There was a moment of stunned silence, broken only by Fenris's laugh.

"You owe your gifts to my people, shemlen," Nyssa said. "Best you not forget it."

The altus got to his feet and retrieved his staff, his face red with rage. He shouted a command in Tevene and what remained of the hunters advanced.

"Impressive," Fenris said as Nyssa rejoined him.

"I have a few tricks up my sleeve." She made a gesture and a barrier of shimmering light sprung up around them. "Can you handle the hunters?"

"I've slaughtered many of Danarius's lapdogs over the years. Not one has gotten the better of me."

"Even so, keep the barrier. Wouldn't want you to mark that pretty face."

"Pretty?" Fenris said, but then she was gone, stepping forward to meet the altus's spell with one of her own.

Pretty. He smirked - then the expression turned into a snarl when one of the hunters attacked, swinging his flail in a wide arc. The weapon clattered uselessly against the barrier.

Fenris surged forward and beheaded him in one swift strike, then turned and kicked the legs out from under the next man to get too close. That one he slashed across the stomach, using the momentum to let him fall into another hunter. He buried his blade into both, grinning savagely as the light fled from their eyes.

"Fenris!"

Nyssa's warning cry prompted him to duck as a sword whistled by, close enough to shave a few hairs off his head. Fenris punched his fist through the man's torso without thinking, and shouted at the pain stabbing through his fingers. With his other hand he pulled the greatsword from the other corpses and, crying out with the effort, slashed the hunter's throat.

He collapsed, blood pouring from the ragged wound, and Fenris looked around frantically for Nyssa.

She was mere feet away, crouched over the smoking corpse of the altus, and there was a hunter closing in on her - the last hunter left alive. She was exhausted, leaning heavily on her staff, sweating and gasping for breath. The hunter approached her, his sword drawn.

Fenris knew how this would end.

He twisted his hand frantically, then used his free hand to tear at the wound he'd created in the hunter's abdomen. One second - five seconds - ten seconds -

His hand came out a mess, but uninjured. Fenris barely had time to react before he heard Nyssa's agonized scream.

The hunter shouted as Fenris slammed into him. His next words died in his throat as the greatsword near cut him in half with one blow.

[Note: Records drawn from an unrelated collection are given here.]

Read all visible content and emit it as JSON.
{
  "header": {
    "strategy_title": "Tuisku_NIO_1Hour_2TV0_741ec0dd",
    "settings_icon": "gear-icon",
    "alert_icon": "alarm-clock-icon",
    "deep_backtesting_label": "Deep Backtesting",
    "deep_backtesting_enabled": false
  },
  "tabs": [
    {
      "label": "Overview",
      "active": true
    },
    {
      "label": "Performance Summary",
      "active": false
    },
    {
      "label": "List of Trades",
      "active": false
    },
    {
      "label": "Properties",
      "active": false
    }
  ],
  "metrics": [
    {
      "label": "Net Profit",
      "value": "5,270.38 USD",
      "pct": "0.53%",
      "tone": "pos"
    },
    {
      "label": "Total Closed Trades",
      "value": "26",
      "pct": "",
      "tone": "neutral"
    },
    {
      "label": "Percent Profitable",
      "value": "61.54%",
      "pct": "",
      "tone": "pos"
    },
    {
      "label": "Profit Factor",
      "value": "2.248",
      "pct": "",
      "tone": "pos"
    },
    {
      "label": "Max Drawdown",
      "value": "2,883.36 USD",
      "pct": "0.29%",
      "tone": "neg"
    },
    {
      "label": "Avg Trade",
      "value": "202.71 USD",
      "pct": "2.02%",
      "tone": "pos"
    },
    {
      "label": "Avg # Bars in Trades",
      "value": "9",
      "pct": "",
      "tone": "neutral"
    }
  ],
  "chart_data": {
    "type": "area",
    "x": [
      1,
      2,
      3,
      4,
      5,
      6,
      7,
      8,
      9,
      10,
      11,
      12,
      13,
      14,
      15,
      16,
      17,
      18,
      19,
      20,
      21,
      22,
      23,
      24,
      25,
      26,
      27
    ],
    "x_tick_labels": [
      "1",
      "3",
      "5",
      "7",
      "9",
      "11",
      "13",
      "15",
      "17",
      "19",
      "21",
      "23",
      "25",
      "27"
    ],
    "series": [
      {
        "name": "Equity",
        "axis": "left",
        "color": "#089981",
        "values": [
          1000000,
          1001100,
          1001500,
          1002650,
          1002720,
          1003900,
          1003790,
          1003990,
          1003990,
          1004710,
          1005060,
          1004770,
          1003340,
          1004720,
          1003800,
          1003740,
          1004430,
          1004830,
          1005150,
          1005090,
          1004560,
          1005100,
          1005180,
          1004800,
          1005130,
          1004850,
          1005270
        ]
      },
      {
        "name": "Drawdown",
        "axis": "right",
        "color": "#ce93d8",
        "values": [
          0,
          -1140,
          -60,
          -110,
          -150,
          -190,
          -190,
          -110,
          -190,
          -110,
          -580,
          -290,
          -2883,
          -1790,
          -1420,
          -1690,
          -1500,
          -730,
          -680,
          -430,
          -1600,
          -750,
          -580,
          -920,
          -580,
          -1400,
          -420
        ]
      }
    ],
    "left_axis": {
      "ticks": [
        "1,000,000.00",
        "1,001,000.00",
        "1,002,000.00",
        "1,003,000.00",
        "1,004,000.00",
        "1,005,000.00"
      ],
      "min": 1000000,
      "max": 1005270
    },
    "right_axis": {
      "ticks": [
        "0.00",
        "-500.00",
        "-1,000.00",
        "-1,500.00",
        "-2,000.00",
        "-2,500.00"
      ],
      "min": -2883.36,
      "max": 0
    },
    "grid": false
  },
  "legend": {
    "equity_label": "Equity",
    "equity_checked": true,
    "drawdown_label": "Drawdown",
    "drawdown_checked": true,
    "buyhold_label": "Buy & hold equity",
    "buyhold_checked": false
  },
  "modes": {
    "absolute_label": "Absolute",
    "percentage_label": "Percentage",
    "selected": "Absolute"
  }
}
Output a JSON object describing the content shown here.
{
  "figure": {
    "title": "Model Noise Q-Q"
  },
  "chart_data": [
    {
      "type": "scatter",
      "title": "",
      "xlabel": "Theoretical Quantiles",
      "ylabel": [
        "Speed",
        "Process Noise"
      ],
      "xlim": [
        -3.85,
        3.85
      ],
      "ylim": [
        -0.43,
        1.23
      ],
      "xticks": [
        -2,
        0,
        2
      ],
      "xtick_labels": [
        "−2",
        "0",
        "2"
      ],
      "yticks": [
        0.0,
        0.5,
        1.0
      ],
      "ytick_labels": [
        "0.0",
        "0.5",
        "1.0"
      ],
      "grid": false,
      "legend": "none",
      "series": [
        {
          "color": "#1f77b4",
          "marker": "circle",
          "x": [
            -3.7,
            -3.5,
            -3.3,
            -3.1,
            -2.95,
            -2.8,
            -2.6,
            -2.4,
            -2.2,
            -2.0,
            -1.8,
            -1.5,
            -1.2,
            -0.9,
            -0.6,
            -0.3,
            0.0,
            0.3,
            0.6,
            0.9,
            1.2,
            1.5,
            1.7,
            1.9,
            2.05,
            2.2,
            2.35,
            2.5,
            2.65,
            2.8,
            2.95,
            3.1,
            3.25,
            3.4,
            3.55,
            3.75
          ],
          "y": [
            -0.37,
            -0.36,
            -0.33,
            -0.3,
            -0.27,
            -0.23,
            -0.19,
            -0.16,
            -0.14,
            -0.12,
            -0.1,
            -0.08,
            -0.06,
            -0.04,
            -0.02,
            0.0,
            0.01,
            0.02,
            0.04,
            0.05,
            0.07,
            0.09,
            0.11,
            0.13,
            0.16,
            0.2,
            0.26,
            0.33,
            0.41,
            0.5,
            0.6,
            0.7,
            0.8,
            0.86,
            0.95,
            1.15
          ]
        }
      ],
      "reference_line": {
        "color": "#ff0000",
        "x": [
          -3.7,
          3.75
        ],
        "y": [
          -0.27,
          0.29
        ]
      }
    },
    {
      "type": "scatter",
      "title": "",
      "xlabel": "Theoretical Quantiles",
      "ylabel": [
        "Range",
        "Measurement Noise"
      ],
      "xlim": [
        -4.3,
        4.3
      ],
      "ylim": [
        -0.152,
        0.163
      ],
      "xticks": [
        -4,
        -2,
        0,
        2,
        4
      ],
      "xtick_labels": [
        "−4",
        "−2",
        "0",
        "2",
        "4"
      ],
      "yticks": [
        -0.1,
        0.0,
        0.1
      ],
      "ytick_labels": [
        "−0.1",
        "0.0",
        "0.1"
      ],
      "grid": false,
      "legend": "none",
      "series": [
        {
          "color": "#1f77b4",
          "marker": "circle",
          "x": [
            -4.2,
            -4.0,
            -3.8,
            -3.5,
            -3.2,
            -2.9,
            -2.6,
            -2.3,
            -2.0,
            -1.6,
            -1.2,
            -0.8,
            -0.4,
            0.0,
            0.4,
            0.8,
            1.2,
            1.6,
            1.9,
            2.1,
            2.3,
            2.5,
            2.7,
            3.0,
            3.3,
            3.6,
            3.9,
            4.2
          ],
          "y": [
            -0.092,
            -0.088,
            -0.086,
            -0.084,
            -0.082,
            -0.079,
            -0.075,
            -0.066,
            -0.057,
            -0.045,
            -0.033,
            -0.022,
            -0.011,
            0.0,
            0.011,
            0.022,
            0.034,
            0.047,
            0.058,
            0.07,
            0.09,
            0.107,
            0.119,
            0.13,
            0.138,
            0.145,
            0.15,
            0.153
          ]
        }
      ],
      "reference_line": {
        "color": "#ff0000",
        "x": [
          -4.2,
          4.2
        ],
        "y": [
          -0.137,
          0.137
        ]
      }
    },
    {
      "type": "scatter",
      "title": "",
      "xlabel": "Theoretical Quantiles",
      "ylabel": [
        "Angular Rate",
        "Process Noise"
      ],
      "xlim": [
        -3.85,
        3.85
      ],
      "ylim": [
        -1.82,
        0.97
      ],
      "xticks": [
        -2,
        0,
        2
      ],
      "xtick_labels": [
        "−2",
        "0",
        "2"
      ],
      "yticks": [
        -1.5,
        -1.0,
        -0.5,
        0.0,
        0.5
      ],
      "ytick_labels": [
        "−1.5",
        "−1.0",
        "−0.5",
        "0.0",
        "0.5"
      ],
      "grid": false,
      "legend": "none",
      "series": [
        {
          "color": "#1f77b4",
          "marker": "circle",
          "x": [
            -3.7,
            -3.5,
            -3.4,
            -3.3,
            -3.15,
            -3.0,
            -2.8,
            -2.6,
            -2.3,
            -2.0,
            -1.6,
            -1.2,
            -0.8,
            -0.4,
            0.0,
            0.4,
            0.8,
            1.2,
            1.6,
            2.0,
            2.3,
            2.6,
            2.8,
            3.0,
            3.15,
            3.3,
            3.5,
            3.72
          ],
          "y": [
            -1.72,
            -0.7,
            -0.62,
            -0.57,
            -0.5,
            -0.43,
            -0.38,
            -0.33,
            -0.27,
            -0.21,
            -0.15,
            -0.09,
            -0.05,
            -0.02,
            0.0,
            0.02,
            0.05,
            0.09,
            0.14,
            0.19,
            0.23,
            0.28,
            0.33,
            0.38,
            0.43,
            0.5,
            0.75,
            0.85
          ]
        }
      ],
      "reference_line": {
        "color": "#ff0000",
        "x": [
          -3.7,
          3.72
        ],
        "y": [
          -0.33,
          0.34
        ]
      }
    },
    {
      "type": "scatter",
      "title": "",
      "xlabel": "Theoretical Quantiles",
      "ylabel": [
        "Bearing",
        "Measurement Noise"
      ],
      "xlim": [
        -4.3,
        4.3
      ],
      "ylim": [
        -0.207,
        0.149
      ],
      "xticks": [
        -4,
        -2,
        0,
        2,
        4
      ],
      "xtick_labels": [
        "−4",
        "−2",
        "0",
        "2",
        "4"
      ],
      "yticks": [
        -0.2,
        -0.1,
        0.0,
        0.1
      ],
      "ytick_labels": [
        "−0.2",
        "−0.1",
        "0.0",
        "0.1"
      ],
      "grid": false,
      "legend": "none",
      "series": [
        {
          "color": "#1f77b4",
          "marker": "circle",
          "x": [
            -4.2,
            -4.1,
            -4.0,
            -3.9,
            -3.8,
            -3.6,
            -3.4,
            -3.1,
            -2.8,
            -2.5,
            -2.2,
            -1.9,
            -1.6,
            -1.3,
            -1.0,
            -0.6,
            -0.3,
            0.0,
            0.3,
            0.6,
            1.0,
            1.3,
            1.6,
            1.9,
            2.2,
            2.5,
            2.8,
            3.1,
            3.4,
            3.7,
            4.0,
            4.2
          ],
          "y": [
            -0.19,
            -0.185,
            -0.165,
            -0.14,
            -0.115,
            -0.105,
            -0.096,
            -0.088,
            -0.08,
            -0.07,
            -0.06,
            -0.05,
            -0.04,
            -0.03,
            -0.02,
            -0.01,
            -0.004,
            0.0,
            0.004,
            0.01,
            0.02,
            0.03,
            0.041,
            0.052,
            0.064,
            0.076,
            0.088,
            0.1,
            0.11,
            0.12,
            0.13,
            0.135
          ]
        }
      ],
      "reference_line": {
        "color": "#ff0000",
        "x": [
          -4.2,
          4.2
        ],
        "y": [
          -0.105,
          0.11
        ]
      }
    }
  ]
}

Fenris allowed himself a moment to rest, his chest heaving as he bent double. The rustle of movement nearby roused him enough to look up, only to see Nyssa on her knees with her hands covered in blood, pale and shaking. He went to her.

"Where are you hurt?"

"I don't…" she stopped, teeth chattering. "I don't know. I can't-"

Fenris followed the smear of blood on her shoulder and found a great slash across her back, deep enough to part skin and underlying muscle. Not a serious wound, but serious enough. He told her as much.

He checked the dead Tevinters while she climbed to her feet and let the staff support her. They had little useful on them besides gold and rations, but he hadn't expected any less. When he was done he returned to her and said, "We should take shelter."

"Yes," Nyssa said. She was still pale but the tremours had begun to subside, and seemed to improve as she breathed deeply. "Do you see that statue just off the road?"

Fenris followed the direction of her pointing. It was hard to see through the trees, especially covered in moss, but he made out the vague shape of a woman. "I see it."

"That is a statue of Mythal. There may be a shrine nearby we can shelter in. I'll need to heal myself."

"You need rest first," Fenris replied, and took her free hand. "Lean on me. It will be easier to walk."

"I'm fine, Fenris," she said, irritated. "It's not my first battle."

"Even so, it is dangerous to exhaust yourself. I would think as a mage you would know that."

Nyssa laughed wryly. "The altus was a little tougher than I thought."

"More likely you used up too much of your mana with your parlour tricks."

She laughed again and leaned against his side, and together they followed the path off the road.